HOUSTON - Expedition 14 Commander Michael Lopez-Alegria and Flight
Engineer Mikhail Tyurin retracted a stuck antenna on a cargo
spacecraft during a 6-hour, 18-minute spacewalk that ended at 10:45
a.m. CST Thursday.

On Oct. 26, the antenna failed to retract when the Progress vehicle
docked to the station’s Zvezda Service Module. Moving the antenna was
necessary to ensure it would not interfere with the Progress
undocking in April.

Lopez-Alegria and Tyurin had planned to release the antenna latch with
a punch and a hammer. When clearance issues prevented that, they cut
struts supporting the antenna. That enabled them to partly retract
the antenna and secure it with wire ties. They reported it had about
six inches of clearance from Zvezda, adequate for undocking.
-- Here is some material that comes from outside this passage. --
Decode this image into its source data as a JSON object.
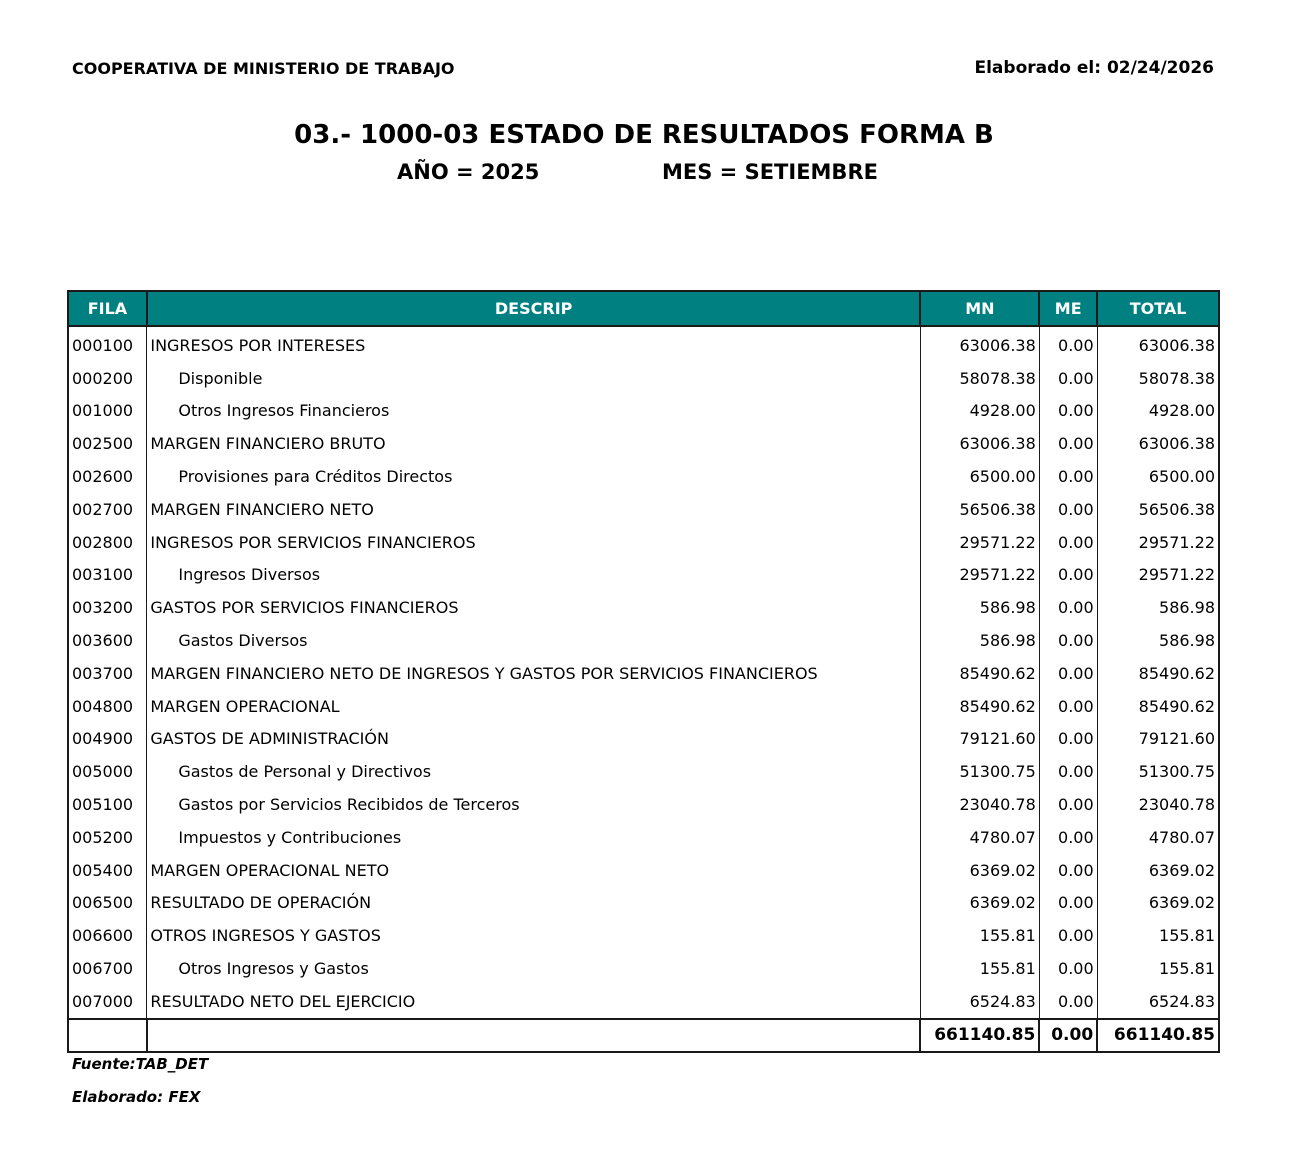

Early in the spacewalk, Tyurin had problems with his spacesuit’s
cooling system, which caused his visor to fog up. But he and
Lopez-Alegria were able to complete a number of other tasks. They
began the spacewalk by photographing a Russian satellite navigation
antenna and changing out a Russian materials experiment. They also
inspected and photographed an antenna for the Automated Transfer
Vehicle (ATV). The European cargo craft has more capacity than the
Progress and is scheduled to make its first trip to the station later
this year. The spacewalkers also photographed ATV docking targets.

They photographed a German robotics experiment, inspected, remated and
photographed hardware connectors and inspected retention mechanisms
and bolted joints on a hand-operated Strela crane that helps
transport people and equipment outside Pirs. They also stowed two
foot restraints on a ladder at Pirs before ending the spacewalk.

The spacewalk from the Pirs docking compartment was conducted in
Russian Orlan spacesuits. It was the 81st for station assembly and
maintenance, the 53rd from the station, the 20th from Pirs and the
fifth for this station crew. This was the 10th spacewalk for
Lopez-Alegria, a U.S. record, and the fifth for Tyurin.